James reflected on the challenges of last season, pointing to key injuries as contributing factors to the disappointing season.
“I mean, we were right where we wanted to be on Dec. 25, went up into Golden State and played against a very good team and had a very good game,” James said. “And then the injury happened and I’m out 6½ weeks.
“I don’t think anyone could have predicted that, including myself and including Luke. And we were just behind the eight ball. But throughout it all we just tried to remain positive, even throughout with the young guys, with the older guys and whatever the case may be. So I think he did as great of a job as you could do under the circumstances.”
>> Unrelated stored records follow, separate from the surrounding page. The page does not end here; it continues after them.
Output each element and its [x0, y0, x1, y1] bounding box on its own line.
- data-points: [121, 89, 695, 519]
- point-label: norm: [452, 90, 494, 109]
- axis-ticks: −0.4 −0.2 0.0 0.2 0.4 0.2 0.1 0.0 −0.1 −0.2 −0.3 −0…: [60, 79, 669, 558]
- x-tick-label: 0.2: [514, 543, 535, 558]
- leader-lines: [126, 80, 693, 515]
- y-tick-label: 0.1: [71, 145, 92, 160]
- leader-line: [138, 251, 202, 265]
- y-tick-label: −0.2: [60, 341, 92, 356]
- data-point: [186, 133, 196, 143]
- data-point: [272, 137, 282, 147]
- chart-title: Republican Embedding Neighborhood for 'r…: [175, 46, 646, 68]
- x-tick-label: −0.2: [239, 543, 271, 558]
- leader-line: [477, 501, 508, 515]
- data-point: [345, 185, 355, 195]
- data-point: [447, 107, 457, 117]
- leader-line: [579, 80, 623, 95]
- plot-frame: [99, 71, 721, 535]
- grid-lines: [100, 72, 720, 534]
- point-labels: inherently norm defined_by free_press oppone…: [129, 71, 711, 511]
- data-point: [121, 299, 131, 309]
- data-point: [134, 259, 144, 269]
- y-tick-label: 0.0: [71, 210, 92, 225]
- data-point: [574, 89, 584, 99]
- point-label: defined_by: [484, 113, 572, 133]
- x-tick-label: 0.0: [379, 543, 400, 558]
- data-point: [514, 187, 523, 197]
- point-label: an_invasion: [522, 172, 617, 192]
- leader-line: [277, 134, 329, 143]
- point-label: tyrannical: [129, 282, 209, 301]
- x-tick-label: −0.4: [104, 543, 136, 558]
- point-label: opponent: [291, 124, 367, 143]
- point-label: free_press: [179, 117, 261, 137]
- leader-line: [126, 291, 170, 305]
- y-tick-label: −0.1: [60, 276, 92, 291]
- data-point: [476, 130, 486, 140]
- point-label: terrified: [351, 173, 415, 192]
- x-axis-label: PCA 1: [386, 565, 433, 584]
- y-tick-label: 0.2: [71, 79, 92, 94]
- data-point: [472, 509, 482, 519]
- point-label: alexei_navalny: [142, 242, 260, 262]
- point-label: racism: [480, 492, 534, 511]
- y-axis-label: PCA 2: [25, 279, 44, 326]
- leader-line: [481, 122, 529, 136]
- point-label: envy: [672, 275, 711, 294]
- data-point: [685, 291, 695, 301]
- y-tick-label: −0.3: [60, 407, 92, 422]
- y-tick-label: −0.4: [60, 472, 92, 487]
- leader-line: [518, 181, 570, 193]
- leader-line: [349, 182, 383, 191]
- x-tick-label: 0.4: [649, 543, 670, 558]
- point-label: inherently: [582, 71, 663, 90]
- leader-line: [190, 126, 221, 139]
“Um, I agree with LeBron,” Walton said. “[There’s] a longer answer and I’ve spent time reflecting on last season, but for now, couple of hours before a game, it is more focused on tonight’s task and our game planning and rotations and things like that.”
Walton is now at the helm in Sacramento, but he talked about how special it is to return to Los Angeles, even on the opposing side.
“It’s always a special place for me to come into this building,” Walton said. “I have a lot of great memories in L.A. It’s a great opportunity playing here and coaching here.”
“LeBron, he’s one of the greatest players of all time if not the greatest,” Walton said. “So I’m sure last year getting hurt, not making the playoffs, I mean, he’s going right now. And this team kind of follows that lead. They’re playing incredibly well. Their defense and offense starts with him. He looks really good.”